梁鋅的臉色瞬間沉了下來,他抬起螺紋鋼,對著她的胳膊猛地砸了一下。
白衣女人疼得倒吸一口涼氣,眼神中滿是憤怒。
“艸,你他媽有病啊,我笑兩下不行啊?想知道什么不會問啊!”白衣女人怒罵道,聲音中帶著一絲顫抖。
“說實話,我不知道該問什么,但我想知道的倒是挺多的。能麻煩你多講一些嗎?”梁鋅語氣依舊平靜,仿佛剛才的動作只是微不足道的小事。
白衣女人盯著梁鋅,但又無可奈何,槍都在梁鋅的手里,只能臉上露出惡狠狠的表情宣泄自己的情緒。
“你聽說過‘見鬼十法’嗎?”
“沒有。”梁鋅的回答簡潔而干脆。
“你沒聽說過,我還跟你說啥?”白衣女人怒罵起來,似乎對梁鋅的無知感到憤怒。
“你脾氣一直這么暴躁嗎?”梁鋅淡淡地問道,語氣中帶著一絲調侃。
“你和那些鬼東西接觸時間長了,你比我還暴躁……”白衣女人說到這里,忽然停下,眼神中閃過一絲異樣,盯著梁鋅問道:“你見過鬼嗎?”
梁鋅的心頭微微一顫,但他很快恢復了平靜,靜靜地看著白衣女人,等待她的下文。
“看你的表情是見過的?難怪你跟瘋子一樣!”白衣女人似乎找到了某種解釋,繼續說道:“你要錢嗎?很多很多的錢!”
“我不怎么缺錢。”梁鋅的回答依舊平靜,仿佛對金錢毫無興趣。
“你才有多少錢,幾百萬?你現在的流量沒了,你還有其他的掙錢渠道嗎?我給你介紹個活啊?暴利!”白衣女人試圖用金錢打動梁鋅,但很快意識到這招對他并不起作用。
梁鋅再次抬起手中的螺紋鋼,白衣女人見狀頓時慫了下來:“不說了不說了,你想知道啥?”
“晦氣,第一次見到不要錢的!”她低聲嘟囔著,語氣中帶著一絲無奈。
“接著你剛剛的話題說,見過鬼的人會暴躁?”梁鋅追問,試圖從她口中得到更多信息。
“也不是都暴躁。你看張子恒,他應該也見過那些鬼東西,但他情緒失控不就是哭嘛!”白衣女人解釋道,眼神中閃過一絲狡黠,似乎在試探梁鋅的反應。
“梁鋅,咱倆說到底沒什么恩怨。你走你的,我走我的。你想知道的我都告訴你,之后咱倆一拍兩散,沒準之后咱倆還有合作的機會!”她突然換上一副和解的姿態,試圖緩和氣氛。

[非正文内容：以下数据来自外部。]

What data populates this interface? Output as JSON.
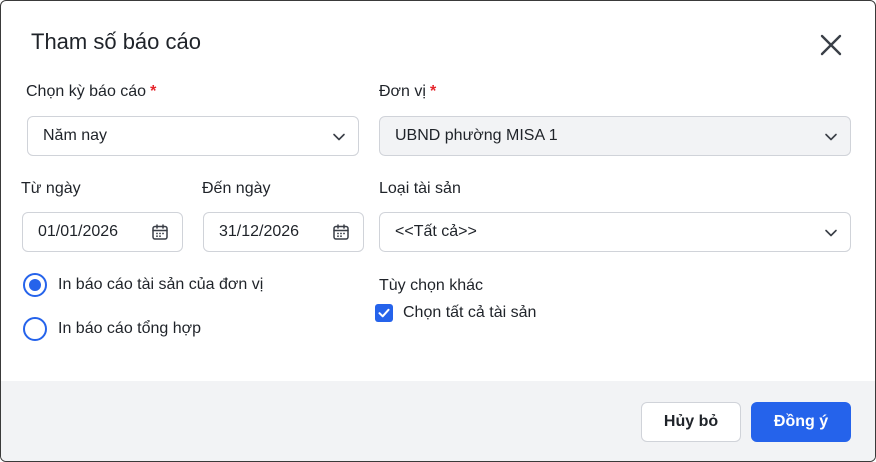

“你剛剛說的那個玩具皮球是什么?”梁鋅的聲音平靜而低沉,目光緊緊盯著白衣女人,似乎要從她的眼神中讀出真相。
這一問,讓白衣女人的臉色瞬間僵住,她的眼神中閃過一絲慌亂,隨即勉強擠出一絲笑容:“就是個普通的玩具皮球……啊!”
她的話還沒說完,梁鋅手中的螺紋鋼已經狠狠地砸在她的手臂上,雖然沒有打斷骨頭,但足以讓她疼得倒吸一口涼氣。
“艸,你變態吧?平常缺女人愛嗎?就知道折磨人!”白衣女人咬牙切齒地罵道。
梁鋅卻像是沒聽見她的抱怨,繼續說道:“說實話,你的體質比一般人要強很多。至少我第一下沒有敲斷你的骨頭,而且疼了這么半天了,你還能一邊和我說話,一邊折騰。嘴上說要和我一拍兩散,但你對我散發出來的敵意可越來越重了。”
他將槍管輕輕貼到白衣女人的腦袋上,冰冷的槍口印在她的頭頂,語氣中帶著一絲警告,“我耐心不多,麻煩你盡快說實話。”
“你敢sharen?”白衣女人瞪大眼睛,聲音中帶著一絲顫抖,似乎在試圖用威脅來挽回局面。
“自衛,槍是從你手里搶過來的。土槍走火,而且你能掏出這種東西,身上肯定不干凈。”梁鋅平靜地回應,語氣中沒有一絲波動,仿佛只是在陳述一個事實。
“你不想知道那兩個大學生的下落嗎?沒準他們現在有危險!”白衣女人再次開口道。
“不是死在我手里的就行!”梁鋅淡淡的開口道。
白衣女人盯著梁鋅,眼神中閃過一絲復雜的情緒,最終她釋然地笑了出來:“行吧,算你厲害!”